Does that sound like an effective way of increasing training load? I was also thinking that on weekends when I don't have a race, I will just do a solo race effort of around 6 hours max (providing I'm not risking overtraining)?

I haven't put a time frame on most of the training, because I have no idea how quickly my body will adapt to the types of training, I will be paying close attention to how my body feels, and which types of training provide the greatest benefit.

Does this sound like a plan, or have I overlooked anything?
 
It sounds like you have a handle on basic training principles. The short intervals are good but I would hold off on any structured work until you have a particular event in mind. They're mentally exhausting and most riders have a hard time with a block of anything longer than 2 months. Even though they substantially boost fitness for any event, if you are focusing on time trialing maybe stick to the longer intervals (i.e. 15+ minutes). Those can be done year round and effectively work on raising FTP, the bread and butter of most competitive cyclists. But looking at my files on any of the longer rides, there will be substantial Z2/Z3 work, but some good time at VO2 max. Could be 15-20 minutes over 90%maxHR sprinkled about on a 50 mile ride. But being unstructured, I somehow never dread it, it's just part of "playing" on the bike (provided of course I have some basic fitness).

Also unless you are training for races of 150 miles, you may wanna ease up from race pace to something slightly tamer, tempo perhaps, for your 6 hour rides.

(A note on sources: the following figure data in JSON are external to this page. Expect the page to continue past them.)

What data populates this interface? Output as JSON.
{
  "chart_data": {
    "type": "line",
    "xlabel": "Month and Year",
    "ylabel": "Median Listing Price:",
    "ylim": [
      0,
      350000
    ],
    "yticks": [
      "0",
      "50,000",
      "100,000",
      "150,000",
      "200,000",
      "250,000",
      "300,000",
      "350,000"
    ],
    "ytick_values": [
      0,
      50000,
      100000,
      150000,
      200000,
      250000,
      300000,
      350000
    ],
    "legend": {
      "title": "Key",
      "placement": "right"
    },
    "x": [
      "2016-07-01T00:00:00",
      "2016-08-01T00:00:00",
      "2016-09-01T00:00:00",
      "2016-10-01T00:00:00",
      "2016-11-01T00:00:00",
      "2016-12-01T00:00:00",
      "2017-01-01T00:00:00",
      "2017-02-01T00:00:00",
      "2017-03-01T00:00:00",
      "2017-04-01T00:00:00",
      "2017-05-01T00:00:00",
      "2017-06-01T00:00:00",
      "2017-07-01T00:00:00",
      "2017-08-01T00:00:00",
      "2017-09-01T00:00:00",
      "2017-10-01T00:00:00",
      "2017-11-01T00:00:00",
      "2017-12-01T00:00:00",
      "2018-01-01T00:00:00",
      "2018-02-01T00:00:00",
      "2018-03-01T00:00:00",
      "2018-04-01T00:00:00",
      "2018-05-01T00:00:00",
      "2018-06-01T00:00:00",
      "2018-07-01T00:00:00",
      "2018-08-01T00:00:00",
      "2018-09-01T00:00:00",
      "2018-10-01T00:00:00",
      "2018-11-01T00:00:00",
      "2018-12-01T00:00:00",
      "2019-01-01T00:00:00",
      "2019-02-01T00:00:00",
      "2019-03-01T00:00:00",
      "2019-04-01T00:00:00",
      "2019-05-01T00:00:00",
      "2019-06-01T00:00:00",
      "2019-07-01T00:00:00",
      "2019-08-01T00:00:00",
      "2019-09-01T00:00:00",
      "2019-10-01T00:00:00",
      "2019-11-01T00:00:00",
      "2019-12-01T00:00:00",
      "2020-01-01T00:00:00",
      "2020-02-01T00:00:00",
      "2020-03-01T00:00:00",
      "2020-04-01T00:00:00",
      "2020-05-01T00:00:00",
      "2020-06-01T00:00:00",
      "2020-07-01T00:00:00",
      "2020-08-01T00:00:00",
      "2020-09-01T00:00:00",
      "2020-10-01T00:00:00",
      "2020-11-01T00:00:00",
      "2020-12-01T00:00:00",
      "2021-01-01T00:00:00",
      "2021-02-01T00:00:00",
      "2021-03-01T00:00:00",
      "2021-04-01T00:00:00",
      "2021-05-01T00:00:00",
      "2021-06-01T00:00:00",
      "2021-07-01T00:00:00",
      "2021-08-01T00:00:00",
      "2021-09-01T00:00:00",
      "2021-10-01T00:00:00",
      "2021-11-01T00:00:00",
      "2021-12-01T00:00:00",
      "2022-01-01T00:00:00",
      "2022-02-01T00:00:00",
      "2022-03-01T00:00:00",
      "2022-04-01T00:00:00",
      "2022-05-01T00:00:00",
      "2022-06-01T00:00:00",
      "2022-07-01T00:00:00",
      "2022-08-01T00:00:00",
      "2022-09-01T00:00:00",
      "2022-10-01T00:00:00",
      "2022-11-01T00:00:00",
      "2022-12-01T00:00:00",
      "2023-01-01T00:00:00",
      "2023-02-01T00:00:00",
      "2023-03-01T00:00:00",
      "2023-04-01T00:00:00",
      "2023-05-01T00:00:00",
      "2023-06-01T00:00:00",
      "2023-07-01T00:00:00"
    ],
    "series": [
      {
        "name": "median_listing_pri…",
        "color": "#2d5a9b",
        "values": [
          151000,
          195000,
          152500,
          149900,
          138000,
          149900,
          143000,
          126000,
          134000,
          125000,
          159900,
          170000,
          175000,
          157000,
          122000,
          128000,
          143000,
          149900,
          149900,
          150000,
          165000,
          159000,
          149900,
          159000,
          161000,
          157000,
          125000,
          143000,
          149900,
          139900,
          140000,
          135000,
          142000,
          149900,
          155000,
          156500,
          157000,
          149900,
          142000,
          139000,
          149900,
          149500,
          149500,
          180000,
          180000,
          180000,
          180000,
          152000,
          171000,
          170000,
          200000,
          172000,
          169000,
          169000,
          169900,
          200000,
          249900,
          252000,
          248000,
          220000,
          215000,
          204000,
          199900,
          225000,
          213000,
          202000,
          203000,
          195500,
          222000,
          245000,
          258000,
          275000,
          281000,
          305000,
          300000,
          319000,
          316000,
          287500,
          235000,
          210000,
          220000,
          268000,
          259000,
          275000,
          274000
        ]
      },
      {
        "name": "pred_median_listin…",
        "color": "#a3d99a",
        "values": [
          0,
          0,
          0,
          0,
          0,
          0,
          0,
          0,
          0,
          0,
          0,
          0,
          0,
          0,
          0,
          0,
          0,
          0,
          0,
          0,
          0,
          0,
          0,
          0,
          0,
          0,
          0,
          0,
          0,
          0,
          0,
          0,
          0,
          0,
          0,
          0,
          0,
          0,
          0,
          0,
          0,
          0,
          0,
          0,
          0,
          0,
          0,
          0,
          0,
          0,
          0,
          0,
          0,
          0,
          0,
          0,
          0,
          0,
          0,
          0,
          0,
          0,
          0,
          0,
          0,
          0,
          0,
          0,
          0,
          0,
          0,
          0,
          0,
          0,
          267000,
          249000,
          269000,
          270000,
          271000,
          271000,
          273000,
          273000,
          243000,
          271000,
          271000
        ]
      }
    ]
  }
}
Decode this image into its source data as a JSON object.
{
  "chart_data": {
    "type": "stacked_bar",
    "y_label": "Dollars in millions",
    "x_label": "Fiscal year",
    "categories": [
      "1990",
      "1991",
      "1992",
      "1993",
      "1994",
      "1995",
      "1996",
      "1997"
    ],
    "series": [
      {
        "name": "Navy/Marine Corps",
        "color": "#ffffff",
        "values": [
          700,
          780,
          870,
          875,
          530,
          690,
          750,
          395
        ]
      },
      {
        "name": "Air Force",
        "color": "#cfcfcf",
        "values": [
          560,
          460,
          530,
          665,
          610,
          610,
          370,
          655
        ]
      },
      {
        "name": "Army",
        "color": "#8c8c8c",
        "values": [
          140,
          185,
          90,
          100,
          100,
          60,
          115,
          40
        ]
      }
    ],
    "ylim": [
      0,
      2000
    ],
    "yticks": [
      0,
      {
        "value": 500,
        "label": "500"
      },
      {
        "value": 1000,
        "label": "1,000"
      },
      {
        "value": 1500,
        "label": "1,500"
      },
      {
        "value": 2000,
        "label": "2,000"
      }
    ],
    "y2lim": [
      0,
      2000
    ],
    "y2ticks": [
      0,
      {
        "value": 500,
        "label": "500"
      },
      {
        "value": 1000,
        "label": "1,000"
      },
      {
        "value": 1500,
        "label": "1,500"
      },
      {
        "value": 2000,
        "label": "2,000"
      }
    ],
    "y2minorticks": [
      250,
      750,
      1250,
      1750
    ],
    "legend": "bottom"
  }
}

Even tempo for a 6 hour ride is elite level riding.
 
Hey Sam, I heard for the first time about cycling training.I would like to know more about this and what all clubs provide training .Thanks
 
10bpm difference near threshold is a fair amount...

It's been years since I've relied on HRM for "effort perception" but I used to do 10 mile TT's at ~190 to 195bpm, 25mile TT at ~190 (or 185 if early AM) and 50mile TT at ~185.

21 or 22 minutes or 1hr 55ish... that's the difference in duration that 10bpm got me when fully motivated.

I would include some VO2 work in any block other than end of season/start of winter lollygagging/farting around in 42x17 smelling the roses training. It's good for the legs, the head and lots of other good stuff that's very important for going quick. You don't have to do massive amounts of it like you might do in a structured "peak" phase but doing some is something I'd highly recommend.

Andy Coggans chart precis it all much better that I could... (see table 2)

http://home.trainingpeaks.com/articles/cycling/power-training-levels,-by-andrew-coggan.aspx
 
Originally Posted by swampy1970 .

Andy Coggans chart precis it all much better that I could... (see table 2)

http://home.trainingpeaks.com/articles/cycling/power-training-levels,-by-andrew-coggan.aspx
This is a great reference, haven't looked at it in awhile. Was checking out the HR column and saw VO2 intensity at over 100% and was like WTF!? How do I go over my max lol! Then realized it's 'average' HR from a field test. In all, a somewhat better use of HR than as a % of Max, if using HR to determine intensity. My RPE for the VO2 work is closer to 7 or 8, prolly because I like running them at the min duartion of 3 mins to cover 2 bases (i.e. VO2 and lactate tolerance work). One of these days if I ever get serious I'll brake em down further.